“What gets measured gets done” is an all-too-familiar doctrine in Washington among health policy experts in their quest to leverage payment to evidence of value. This linkage was strengthened on November 27, 2013, when the Centers for Medicare & Medicaid Services (CMS) released its 2014 Physician Fee Schedule (PFS). Its focus on quality reporting has far-reaching implications for all medical specialties.
The quality movement was first introduced in manu-facturing nearly 50 years ago with the teachings of W. Edwards Deming, Philip B. Crosby, Joseph M. Juran and others. It has gone through several iterations, including Total Quality Management, Continuous Quality Improvement and its more recent relatives in ISO 9000, Lean Manufacturing and Six Sigma. The quality movement has migrated to most industries and has spawned the development of associations, professions and recognition, such as the Malcolm Baldrige National Quality Award. While there are some differences among quality systems, four attributes are common:
• The critical role of customers/users in defining quality
• The importance of data and measurement
• Breakdowns, and thus improvements, in quality can be attributed to systems, not to individuals
• Quality is a long-term and continuous process of improvement.
Despite this history, health care, as an industry, has been relatively late to the movement. Now, however, most parties agree that the only solution to our current health care challenge is to focus on value and the triple aim of better care, healthy people and reduced per-capita cost.
Until recently, one could summarize the key roles of medical societies as twofold: professional education and advocacy. This is changing, and quality is rapidly becoming the third leg of the specialty society “stool.” I recently attended a meeting of medical specialty executives focused on the impact of the quality movement on our respective societies. Overwhelmingly there was a consensus that the drive for value in medicine is creating in our organizations the concept of “quality” as a core competence. I found that most of our counterpart organizations, like us, were engaged in multiple activities, including the development of specialty-wide and/or procedural registries, development and maintenance of measures, increased emphasis on standards and guidelines, and development of integrated models of care (such as the Perioperative Surgical Home). Large-scale clinical data registries are viewed as essential. They provide the real-world experience to help drive and evaluate other quality measurement activities. Interestingly, as specialty societies mature in the quality realm, there is increasing collaboration, in particular around joint measures.
The specialty of anesthesiology and ASA have been focused on quality for many years through the leadership of several committees, including Standards and Practice Parameters and Quality Management and Departmental Administration, and the formation of the Anesthesia Quality Institute (AQI) in 2010. From a staff perspective, we recently brought these related activities together into a single division, under the direction of Richard Dutton, M.D., M.B.A., Chief Quality Officer.
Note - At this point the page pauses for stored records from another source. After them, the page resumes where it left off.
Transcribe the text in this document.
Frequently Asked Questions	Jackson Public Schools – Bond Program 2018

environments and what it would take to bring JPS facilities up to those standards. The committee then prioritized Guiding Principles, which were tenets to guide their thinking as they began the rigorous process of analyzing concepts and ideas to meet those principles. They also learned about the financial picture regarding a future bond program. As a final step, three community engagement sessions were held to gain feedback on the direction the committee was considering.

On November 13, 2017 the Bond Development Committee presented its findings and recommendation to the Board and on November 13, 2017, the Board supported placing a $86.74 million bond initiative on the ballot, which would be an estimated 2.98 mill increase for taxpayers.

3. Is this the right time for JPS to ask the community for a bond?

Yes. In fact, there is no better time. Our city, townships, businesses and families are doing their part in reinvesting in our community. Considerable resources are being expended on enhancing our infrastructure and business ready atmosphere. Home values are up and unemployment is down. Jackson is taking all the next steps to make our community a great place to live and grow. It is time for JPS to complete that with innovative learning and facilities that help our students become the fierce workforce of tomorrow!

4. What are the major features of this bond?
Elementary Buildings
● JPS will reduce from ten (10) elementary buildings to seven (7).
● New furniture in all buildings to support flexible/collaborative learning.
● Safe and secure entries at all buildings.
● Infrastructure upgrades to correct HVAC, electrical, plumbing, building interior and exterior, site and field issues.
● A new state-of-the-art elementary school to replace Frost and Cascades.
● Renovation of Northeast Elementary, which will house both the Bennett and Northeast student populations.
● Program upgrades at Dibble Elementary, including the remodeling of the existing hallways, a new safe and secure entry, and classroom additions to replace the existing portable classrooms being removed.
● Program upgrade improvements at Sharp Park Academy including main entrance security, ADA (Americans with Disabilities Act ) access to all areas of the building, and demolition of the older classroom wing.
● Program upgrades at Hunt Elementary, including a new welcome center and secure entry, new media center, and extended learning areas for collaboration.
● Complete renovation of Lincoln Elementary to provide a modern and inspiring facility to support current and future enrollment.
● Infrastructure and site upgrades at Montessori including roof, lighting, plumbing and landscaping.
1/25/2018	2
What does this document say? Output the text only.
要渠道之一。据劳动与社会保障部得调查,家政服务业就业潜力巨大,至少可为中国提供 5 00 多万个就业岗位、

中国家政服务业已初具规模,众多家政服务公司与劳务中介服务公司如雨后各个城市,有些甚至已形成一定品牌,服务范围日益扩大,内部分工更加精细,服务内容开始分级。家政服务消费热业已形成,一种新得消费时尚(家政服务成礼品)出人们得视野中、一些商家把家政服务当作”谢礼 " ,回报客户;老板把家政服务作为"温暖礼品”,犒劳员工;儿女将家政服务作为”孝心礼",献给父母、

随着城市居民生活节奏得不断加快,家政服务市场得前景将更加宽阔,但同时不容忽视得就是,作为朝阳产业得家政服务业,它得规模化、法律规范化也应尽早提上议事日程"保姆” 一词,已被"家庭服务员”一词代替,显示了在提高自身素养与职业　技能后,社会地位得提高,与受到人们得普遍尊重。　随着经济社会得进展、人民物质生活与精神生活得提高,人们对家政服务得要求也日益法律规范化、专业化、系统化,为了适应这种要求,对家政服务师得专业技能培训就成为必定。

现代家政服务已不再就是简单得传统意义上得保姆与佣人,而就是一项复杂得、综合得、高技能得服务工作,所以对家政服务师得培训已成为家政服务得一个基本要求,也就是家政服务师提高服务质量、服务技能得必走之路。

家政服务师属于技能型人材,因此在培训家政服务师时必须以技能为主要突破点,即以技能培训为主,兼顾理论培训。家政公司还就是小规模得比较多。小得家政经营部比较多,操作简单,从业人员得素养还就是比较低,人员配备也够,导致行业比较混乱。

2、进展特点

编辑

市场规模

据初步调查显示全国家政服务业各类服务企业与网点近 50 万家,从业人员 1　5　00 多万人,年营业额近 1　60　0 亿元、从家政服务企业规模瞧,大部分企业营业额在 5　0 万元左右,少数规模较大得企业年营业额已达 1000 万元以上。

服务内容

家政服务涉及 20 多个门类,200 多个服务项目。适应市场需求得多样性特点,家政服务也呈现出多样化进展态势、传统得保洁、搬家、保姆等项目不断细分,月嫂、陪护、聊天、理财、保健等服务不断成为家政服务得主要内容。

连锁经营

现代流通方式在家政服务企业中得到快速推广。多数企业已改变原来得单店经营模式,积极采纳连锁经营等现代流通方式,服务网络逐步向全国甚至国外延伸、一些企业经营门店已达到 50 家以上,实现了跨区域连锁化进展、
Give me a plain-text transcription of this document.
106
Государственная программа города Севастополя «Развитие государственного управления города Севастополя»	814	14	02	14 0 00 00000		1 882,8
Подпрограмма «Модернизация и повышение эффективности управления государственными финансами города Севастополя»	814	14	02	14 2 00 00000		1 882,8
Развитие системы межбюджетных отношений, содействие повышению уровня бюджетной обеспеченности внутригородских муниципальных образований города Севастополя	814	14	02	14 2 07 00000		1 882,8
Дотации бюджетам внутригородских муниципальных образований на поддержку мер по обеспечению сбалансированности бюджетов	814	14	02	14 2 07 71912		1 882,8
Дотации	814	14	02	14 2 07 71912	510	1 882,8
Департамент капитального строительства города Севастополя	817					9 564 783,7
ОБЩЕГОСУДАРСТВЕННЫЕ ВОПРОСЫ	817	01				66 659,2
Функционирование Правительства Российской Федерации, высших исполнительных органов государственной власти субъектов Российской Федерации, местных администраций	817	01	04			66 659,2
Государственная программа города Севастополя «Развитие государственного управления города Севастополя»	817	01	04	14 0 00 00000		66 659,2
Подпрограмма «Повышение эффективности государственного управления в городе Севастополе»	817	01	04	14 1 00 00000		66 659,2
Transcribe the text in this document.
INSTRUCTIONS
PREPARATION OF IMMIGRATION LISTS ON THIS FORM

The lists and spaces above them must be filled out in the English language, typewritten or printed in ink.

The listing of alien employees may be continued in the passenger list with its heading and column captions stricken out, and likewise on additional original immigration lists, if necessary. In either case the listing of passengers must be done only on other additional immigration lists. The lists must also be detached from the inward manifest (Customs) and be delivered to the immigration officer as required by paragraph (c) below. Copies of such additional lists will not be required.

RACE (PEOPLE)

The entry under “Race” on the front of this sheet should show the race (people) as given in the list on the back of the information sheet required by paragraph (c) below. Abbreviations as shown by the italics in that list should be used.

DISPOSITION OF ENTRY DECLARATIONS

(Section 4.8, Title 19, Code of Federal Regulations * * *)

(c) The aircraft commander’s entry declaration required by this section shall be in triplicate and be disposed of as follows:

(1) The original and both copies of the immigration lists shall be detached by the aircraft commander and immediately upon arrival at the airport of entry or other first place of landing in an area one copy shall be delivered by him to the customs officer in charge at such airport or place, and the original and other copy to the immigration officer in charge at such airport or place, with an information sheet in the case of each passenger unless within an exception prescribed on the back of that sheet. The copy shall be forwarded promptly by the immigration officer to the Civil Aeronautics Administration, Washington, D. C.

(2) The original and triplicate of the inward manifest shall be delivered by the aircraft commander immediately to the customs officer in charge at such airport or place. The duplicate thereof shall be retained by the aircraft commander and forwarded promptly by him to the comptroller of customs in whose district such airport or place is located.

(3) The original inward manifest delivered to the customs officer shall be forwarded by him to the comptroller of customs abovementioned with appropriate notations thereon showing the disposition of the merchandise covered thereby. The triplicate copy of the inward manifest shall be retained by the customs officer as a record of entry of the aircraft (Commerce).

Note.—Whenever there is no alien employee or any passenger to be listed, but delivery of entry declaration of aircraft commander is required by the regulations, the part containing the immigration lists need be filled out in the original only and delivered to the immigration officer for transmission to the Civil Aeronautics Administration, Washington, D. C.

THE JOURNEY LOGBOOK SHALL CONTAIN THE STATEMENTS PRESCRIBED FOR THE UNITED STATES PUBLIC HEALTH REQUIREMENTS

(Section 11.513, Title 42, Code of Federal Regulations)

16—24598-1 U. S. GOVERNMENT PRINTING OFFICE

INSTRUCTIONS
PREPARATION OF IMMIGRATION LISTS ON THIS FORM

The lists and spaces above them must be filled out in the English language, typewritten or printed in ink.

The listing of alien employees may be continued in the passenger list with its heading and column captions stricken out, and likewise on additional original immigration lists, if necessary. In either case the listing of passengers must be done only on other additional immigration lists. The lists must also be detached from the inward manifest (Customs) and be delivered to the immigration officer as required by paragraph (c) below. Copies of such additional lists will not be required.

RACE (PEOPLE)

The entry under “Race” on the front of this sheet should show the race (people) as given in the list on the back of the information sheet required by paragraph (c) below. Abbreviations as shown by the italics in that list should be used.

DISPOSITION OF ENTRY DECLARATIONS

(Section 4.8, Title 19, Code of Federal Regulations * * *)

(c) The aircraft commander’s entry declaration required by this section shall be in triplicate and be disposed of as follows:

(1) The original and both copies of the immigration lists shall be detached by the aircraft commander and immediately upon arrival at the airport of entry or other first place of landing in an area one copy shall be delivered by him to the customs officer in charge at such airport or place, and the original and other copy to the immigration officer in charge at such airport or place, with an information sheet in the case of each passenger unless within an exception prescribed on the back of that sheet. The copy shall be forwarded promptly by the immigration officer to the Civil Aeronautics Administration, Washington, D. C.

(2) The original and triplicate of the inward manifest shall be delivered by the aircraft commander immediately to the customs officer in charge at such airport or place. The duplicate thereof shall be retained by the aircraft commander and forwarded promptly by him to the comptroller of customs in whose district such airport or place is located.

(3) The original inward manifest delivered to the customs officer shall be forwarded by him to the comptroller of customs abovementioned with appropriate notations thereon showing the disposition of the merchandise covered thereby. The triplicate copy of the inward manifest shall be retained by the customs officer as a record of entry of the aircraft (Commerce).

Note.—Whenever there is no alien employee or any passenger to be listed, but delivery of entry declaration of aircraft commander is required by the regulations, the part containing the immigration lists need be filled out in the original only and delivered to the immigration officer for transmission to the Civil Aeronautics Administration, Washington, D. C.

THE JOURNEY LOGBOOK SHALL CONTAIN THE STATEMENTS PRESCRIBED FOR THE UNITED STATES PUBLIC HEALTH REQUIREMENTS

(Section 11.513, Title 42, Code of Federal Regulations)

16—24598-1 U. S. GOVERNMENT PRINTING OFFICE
At its core is the AQI, which has been amassing data at an accelerating rate. In just five years and with the participation of nearly 25 percent of our active members, it has compiled more than 14 million cases, turning this valuable information into data that are being sought by regulators, policymakers, our peers and other governmental agencies.
“We’re already at the front, and we need to get to the next level first,” Dr. Dutton advised me. “We’re the natural leaders of this system because we see all patients. We’re one of the only specialties who do. Surgeons know just their patients – but we know them all.”
As government continues to drive the change from fee-for-service to bundled care, it’s imperative that a data-driven measurement process be in place to incentivize quality care. This is where the AQI’s role becomes paramount. Dr. Dutton noted:
“It’s going great for AQI, and thus for ASA and anesthesiology. When we started collecting data five years ago, we were behind almost everyone else – upwards of 20 years behind. Today, we’re no worse than even. By this time next year, we will be the clear leader over all specialties, largely through our emphasis on the passive collection of electronic records. This puts us in a position of leadership in the Perioperative Surgical Home and beyond.”
Similarly, ASA formed in 2012 a new Quality and Regulatory Affairs (QRA) department that has taken the lead to advance quality measurement, develop regulatory materials for members, and actively participate in external quality and regulatory opportunities such as those with The Joint Commission and CMS. Recently, ASA secured written support from CMS in pursuing shared accountability measures. CMS has signed a letter endorsing such measures and encouraged measure stewards to actively engage ASA in developing joint accountability measures and revising existing ones. Recently, ASA successfully submitted four measures to CMS for 2015 PQRS consideration. These measures address post-anesthetic transfer of care, use of aspirin for patients with coronary artery stents, and prevention of postoperative nausea and vomiting in adult and pediatric patients.
Despite our progress, this is a relatively new activity for us – as it is for most of medicine – yet our specialty and our society have the knowledge, skills and, most of all, the will to lead. Our staff looks forward to working with you on this important journey.